Here’s a vastly oversimplified example of how this seeming paradox works. Let’s say you and I constitute the nation’s taxpayers; I have a taxable income of $10,000 and you have one of $100,000. I’m taxed at the rate of 10% of my total income (let’s leave marginal rates and brackets out of it for now), and you’re taxed at 34%. That means I contribute $1000 to the total tax revenue while you contribute $34,000: out of the total tax revenue of $35,000, I’m paying a little under 3% (2.86%, if you care) while you’re paying a little over 97%.
Now let’s assume that we each get our tax rate cut by four percentage points. I now pay only 6% of $10,000 ($600) in taxes while you’re down to 30% of $100,000 ($30,000). My share of our combined tax revenue of $30,600 is now only 1.96%, while you’re paying over 98%.
Now, you got a tax savings of $4000 on this tax break while I saved only $400, so it’s undeniable that most of the benefit of the tax cut is going to you. But since my tax rate and my income are so much less to begin with, the identical rate cuts mean that the total revenue ends up being even more heavily weighted towards your contribution.
If we wanted to cut your rate by four percentage points and still have me end up paying the original 2.86% of the total tax revenue, my rate cut would have to go from the original 10% to 8.83%, which looks pretty measly and nets me a tax savings of only $117.
In short: the more income inequality we have and the more progressive our tax system is, then tax cuts for all tend to skew the percentage of total revenue burden ever further towards the higher-income taxpayers. Consider the outcome if we both got a seven-point rate cut: I’d be contributing a mere 1.09% of total revenue while you’d be forking out an astronomical 98.9%! What a lazy freeloading scum I am, huh?
Now, if we stop and think about it, we probably all agree that in the present economic climate, a tax burden of $27,000 on someone with an income of $100,000 doesn’t actually entail nearly ninety-nine times the financial hardship of a tax burden of $300 on someone with an income of $10,000. That’s why progressive taxation exists: because rates and shares and percentages aren’t very meaningful if considered in isolation from the absolute numbers of basic financial survival.

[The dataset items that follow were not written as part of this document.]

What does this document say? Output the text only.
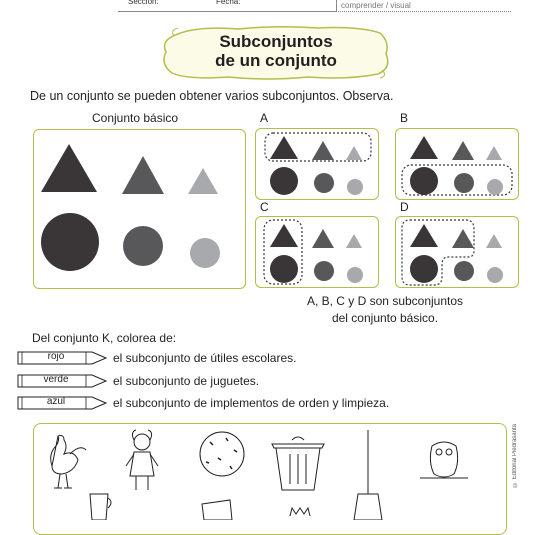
Sección:	Fecha:	comprender / visual
Subconjuntos
de un conjunto
De un conjunto se pueden obtener varios subconjuntos. Observa.
Conjunto básico	A	B
C	D
A, B, C y D son subconjuntos
del conjunto básico.
Del conjunto K, colorea de:
rojo	el subconjunto de útiles escolares.
verde	el subconjunto de juguetes.
azul	el subconjunto de implementos de orden y limpieza.
© Editorial Piedrasanta
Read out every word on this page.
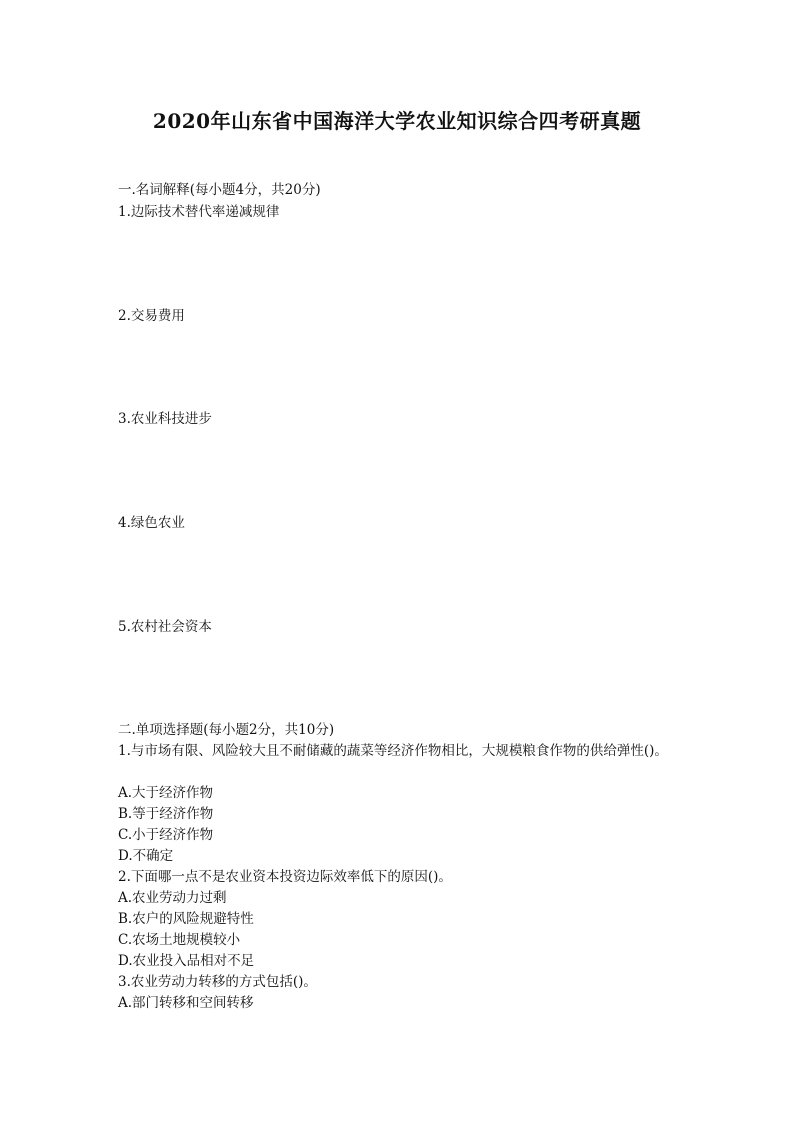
2020年山东省中国海洋大学农业知识综合四考研真题
一.名词解释(每小题4分，共20分)
1.边际技术替代率递减规律
2.交易费用
3.农业科技进步
4.绿色农业
5.农村社会资本
二.单项选择题(每小题2分，共10分)
1.与市场有限、风险较大且不耐储藏的蔬菜等经济作物相比，大规模粮食作物的供给弹性()。
A.大于经济作物
B.等于经济作物
C.小于经济作物
D.不确定
2.下面哪一点不是农业资本投资边际效率低下的原因()。
A.农业劳动力过剩
B.农户的风险规避特性
C.农场土地规模较小
D.农业投入品相对不足
3.农业劳动力转移的方式包括()。
A.部门转移和空间转移
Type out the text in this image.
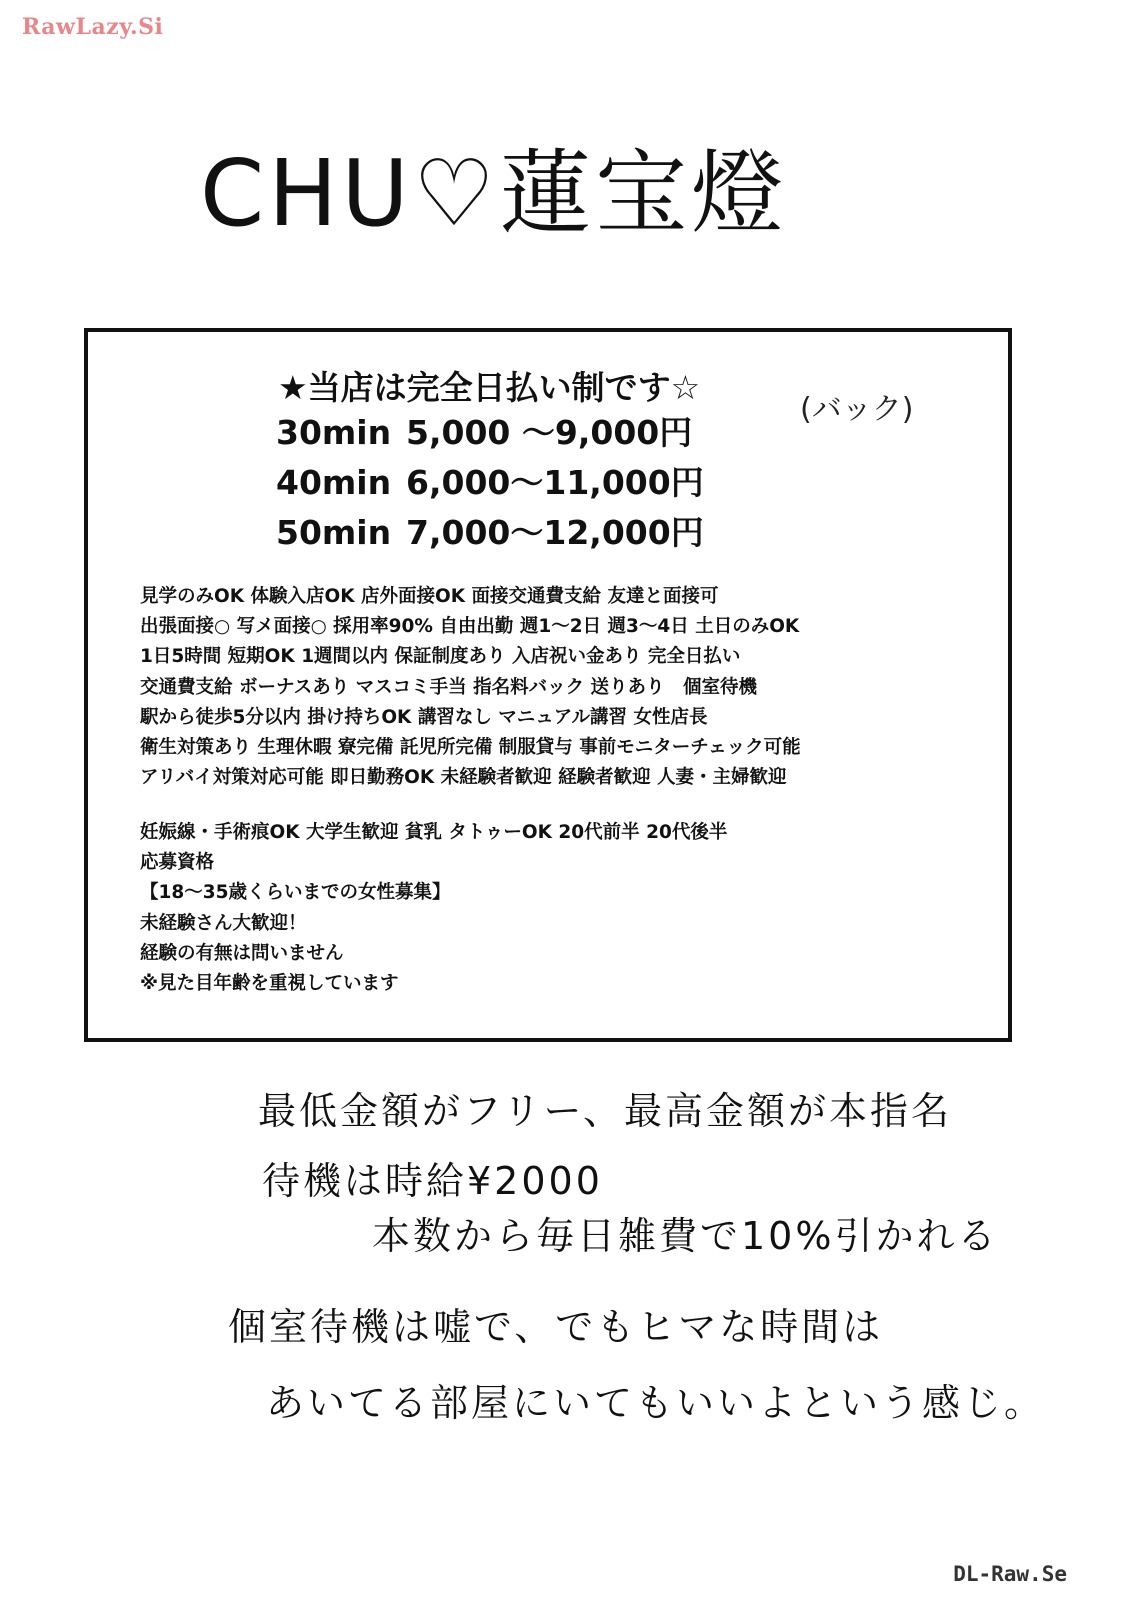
RawLazy.Si
CHU♡蓮宝燈
★当店は完全日払い制です☆
(バック)
30min 5,000 ～9,000円
40min 6,000～11,000円
50min 7,000～12,000円
見学のみOK 体験入店OK 店外面接OK 面接交通費支給 友達と面接可
出張面接○ 写メ面接○ 採用率90% 自由出勤 週1～2日 週3～4日 土日のみOK
1日5時間 短期OK 1週間以内 保証制度あり 入店祝い金あり 完全日払い
交通費支給 ボーナスあり マスコミ手当 指名料バック 送りあり　個室待機
駅から徒歩5分以内 掛け持ちOK 講習なし マニュアル講習 女性店長
衛生対策あり 生理休暇 寮完備 託児所完備 制服貸与 事前モニターチェック可能
アリバイ対策対応可能 即日勤務OK 未経験者歓迎 経験者歓迎 人妻・主婦歓迎
妊娠線・手術痕OK 大学生歓迎 貧乳 タトゥーOK 20代前半 20代後半
応募資格
【18～35歳くらいまでの女性募集】
未経験さん大歓迎！
経験の有無は問いません
※見た目年齢を重視しています
最低金額がフリー、最高金額が本指名
待機は時給¥2000
本数から毎日雑費で10%引かれる
個室待機は嘘で、でもヒマな時間は
あいてる部屋にいてもいいよという感じ。
DL-Raw.Se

But for the hard-line anti-tax crowd, cherry-picking the numbers that way is pure PR gold: basically, it means that the more you cut taxes, the bigger the burden on the richest taxpayers appears to be. Makes you feel kinda sorry for them, doesn’t it? I know I feel a little guilty looking at my lame-ass 1.09% donation and thinking about your staggering along under the remaining 98.9%. Hey, I know: why don’t we raise tax rates for all a couple of percentage points instead of cutting them, so that I pay 12% of income and you pay 36%? That way I’ll be bearing a much more responsible 3.22% of the total tax burden! Don’t you feel happier? 
(Then there is the question of the “spinniness” of comparing share of total tax burden based only on federal income taxes rather than including payroll taxes, which are much more heavily weighted towards the lower-income taxpayers, but let’s not get into that now.)